There are substantial monetary rewards for this type of vulnerability. For example, very recently there was an offering of a staggering $20 million for fully functional zero-click exploits for iOS. This seems to justify the effort put into looking for such issues in the first place.
The criticality of CVE-2023-4863 cannot be overstated. Google and Apple have rolled out updates to patch this vulnerability, but libwebp is used in many other applications. The Android update, especially, may take a significant amount of time to permeate through all makes and models, due to the patch gap present in the Android ecosystem.
Pegasus spyware, marketed by the NSO group, is notoriously renowned for its insidious and pervasive nature. It has been instrumental in numerous surveillance campaigns. The spyware, which steals emails, text messages, photos, videos, locations, passwords, and social media activity without consent or visibility, has been around for years, and its existence should not be overlooked.

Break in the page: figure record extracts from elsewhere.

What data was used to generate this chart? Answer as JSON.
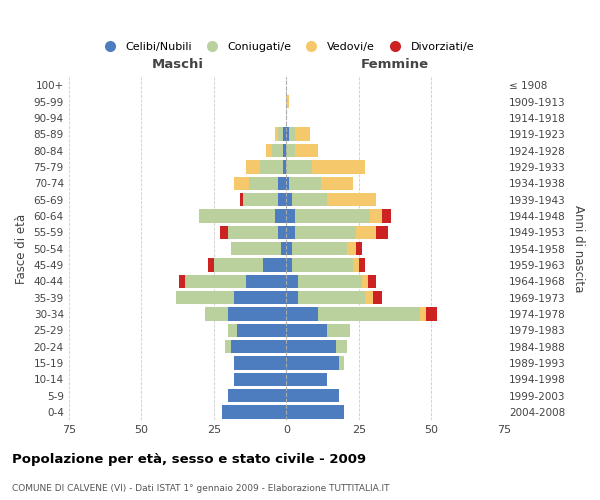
{
  "age_groups": [
    "0-4",
    "5-9",
    "10-14",
    "15-19",
    "20-24",
    "25-29",
    "30-34",
    "35-39",
    "40-44",
    "45-49",
    "50-54",
    "55-59",
    "60-64",
    "65-69",
    "70-74",
    "75-79",
    "80-84",
    "85-89",
    "90-94",
    "95-99",
    "100+"
  ],
  "birth_years": [
    "2004-2008",
    "1999-2003",
    "1994-1998",
    "1989-1993",
    "1984-1988",
    "1979-1983",
    "1974-1978",
    "1969-1973",
    "1964-1968",
    "1959-1963",
    "1954-1958",
    "1949-1953",
    "1944-1948",
    "1939-1943",
    "1934-1938",
    "1929-1933",
    "1924-1928",
    "1919-1923",
    "1914-1918",
    "1909-1913",
    "≤ 1908"
  ],
  "maschi_celibi": [
    22,
    20,
    18,
    18,
    19,
    17,
    20,
    18,
    14,
    8,
    2,
    3,
    4,
    3,
    3,
    1,
    1,
    1,
    0,
    0,
    0
  ],
  "maschi_coniugati": [
    0,
    0,
    0,
    0,
    2,
    3,
    8,
    20,
    21,
    17,
    17,
    17,
    26,
    12,
    10,
    8,
    4,
    2,
    0,
    0,
    0
  ],
  "maschi_vedovi": [
    0,
    0,
    0,
    0,
    0,
    0,
    0,
    0,
    0,
    0,
    0,
    0,
    0,
    0,
    5,
    5,
    2,
    1,
    0,
    0,
    0
  ],
  "maschi_divorziati": [
    0,
    0,
    0,
    0,
    0,
    0,
    0,
    0,
    2,
    2,
    0,
    3,
    0,
    1,
    0,
    0,
    0,
    0,
    0,
    0,
    0
  ],
  "femmine_nubili": [
    20,
    18,
    14,
    18,
    17,
    14,
    11,
    4,
    4,
    2,
    2,
    3,
    3,
    2,
    1,
    0,
    0,
    1,
    0,
    0,
    0
  ],
  "femmine_coniugate": [
    0,
    0,
    0,
    2,
    4,
    8,
    35,
    23,
    22,
    21,
    19,
    21,
    26,
    12,
    11,
    9,
    3,
    2,
    0,
    0,
    0
  ],
  "femmine_vedove": [
    0,
    0,
    0,
    0,
    0,
    0,
    2,
    3,
    2,
    2,
    3,
    7,
    4,
    17,
    11,
    18,
    8,
    5,
    0,
    1,
    0
  ],
  "femmine_divorziate": [
    0,
    0,
    0,
    0,
    0,
    0,
    4,
    3,
    3,
    2,
    2,
    4,
    3,
    0,
    0,
    0,
    0,
    0,
    0,
    0,
    0
  ],
  "colors": {
    "celibi": "#4d7dbf",
    "coniugati": "#bad19e",
    "vedovi": "#f5c96b",
    "divorziati": "#cc2222"
  },
  "xlim": 75,
  "title": "Popolazione per età, sesso e stato civile - 2009",
  "subtitle": "COMUNE DI CALVENE (VI) - Dati ISTAT 1° gennaio 2009 - Elaborazione TUTTITALIA.IT",
  "header_left": "Maschi",
  "header_right": "Femmine",
  "ylabel_left": "Fasce di età",
  "ylabel_right": "Anni di nascita",
  "legend_labels": [
    "Celibi/Nubili",
    "Coniugati/e",
    "Vedovi/e",
    "Divorziati/e"
  ]
}
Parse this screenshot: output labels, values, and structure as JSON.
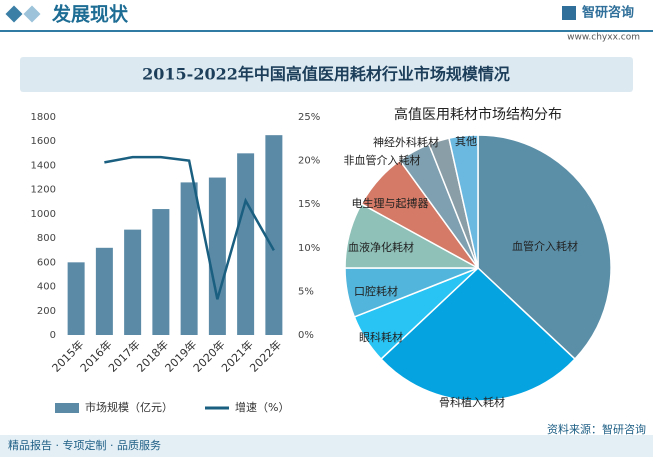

It relies on highly advanced vulnerabilities, like this one, to deploy to unsuspecting targets’ equipment and systems. The fact that libwebp’s presence is not restricted to mobile devices only makes for a (much) larger attack surface.
Simply visiting a website containing a malicious image, receiving an image through instant messaging, or opening such content on an image viewer where the issue has not been addressed is enough for an attacker to deploy its payload. It will inevitably be used for other types of malware.
You can check an in-depth discussion of this specific vulnerability and some of its impacts in this Enterprise Linux Security podcast episode.
Given the risk, prevalence and ease-of-attack, TuxCare strongly recommends applying patches for all systems immediately as they become available.
You can follow the availability of patches for systems covered under TuxCare’s Extended Lifecycle Support service here.
Additionally, for other operating systems and devices, patching should be done at the earliest possible opportunity.